More paperwork and more seems like every day brings another form.  Fill it out, sign it, scan and email it.  Yes, sir.  The big day arrives - 17 November 2014.  The board reviews.  Most of my family doesn't even know that I'm trying to get in, but a few people know and they pray for me.  Then more waiting.  My recruiter texts every now and again that there's no new info, and that we're still waiting.  Then 17 December I am sitting on the floor of my kid's room cleaning when I hear my phone ring.  I don't even see the caller ID and I just KNOW this is it.  Time to learn my fate.  Sure enough, my screen says it's my recruiter.  I take a deep breath and answer.  He asks do I want the good news or the bad news first?  Then he starts laughing and says that it's all good news, that I am officially one of six selected! 

It feels so much more real now.  Still a lot to do.  More paperwork.  Don't slip on the weight!  (hello, holidays) Still waiting for the scroll, then orders.  Scroll comes through - I am officially a direct commission.  I need to go to San Francisco to do - wait for it - MORE paperwork and swear in.  I will be a First Lieutenant, O-2.  The whole family comes and we make a day of it.  The oath is solemn and exciting.  Next comes orders.  Will we make it back East?  I requested all eastern states in my packet.  What if it's Alaska? 

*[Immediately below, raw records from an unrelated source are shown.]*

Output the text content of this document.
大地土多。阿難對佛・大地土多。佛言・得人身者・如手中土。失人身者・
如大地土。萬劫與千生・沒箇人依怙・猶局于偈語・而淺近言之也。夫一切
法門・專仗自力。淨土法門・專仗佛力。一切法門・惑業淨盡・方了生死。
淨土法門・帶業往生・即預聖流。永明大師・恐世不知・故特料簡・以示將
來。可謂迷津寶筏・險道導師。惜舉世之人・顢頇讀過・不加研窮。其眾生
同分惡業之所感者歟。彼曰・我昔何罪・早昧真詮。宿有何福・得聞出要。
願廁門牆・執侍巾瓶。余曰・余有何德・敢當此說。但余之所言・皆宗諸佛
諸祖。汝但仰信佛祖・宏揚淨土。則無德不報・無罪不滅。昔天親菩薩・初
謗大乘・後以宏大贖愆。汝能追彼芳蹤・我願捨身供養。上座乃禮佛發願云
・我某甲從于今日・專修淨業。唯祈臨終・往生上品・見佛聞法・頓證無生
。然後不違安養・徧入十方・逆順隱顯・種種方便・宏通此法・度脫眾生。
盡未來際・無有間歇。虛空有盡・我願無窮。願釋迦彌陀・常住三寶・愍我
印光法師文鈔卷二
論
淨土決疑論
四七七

Orders arrive 1 April 2015.  Georgia.  We're going to Georgia!  I tell my family, finally, and they are supportive. 

So here we are.  I have two months until I have to leave Fresno for training.  This brings me to the reason that I started blogging again, and will attempt to more often for at least a little while.  I will be in the first class of a pilot program for direct commissions.  From what I understand, it combines two extra weeks of education with pre-BOLC.  So I go to Oklahoma for a month to do this class, then to Texas for two months for BOLC.  I have gotten a lot of information and advice from people who have been down the direct commission path before me from their blog posts.  I appreciated it so much!  So since I'll be in this first new class I wanted to document my experience for those coming behind.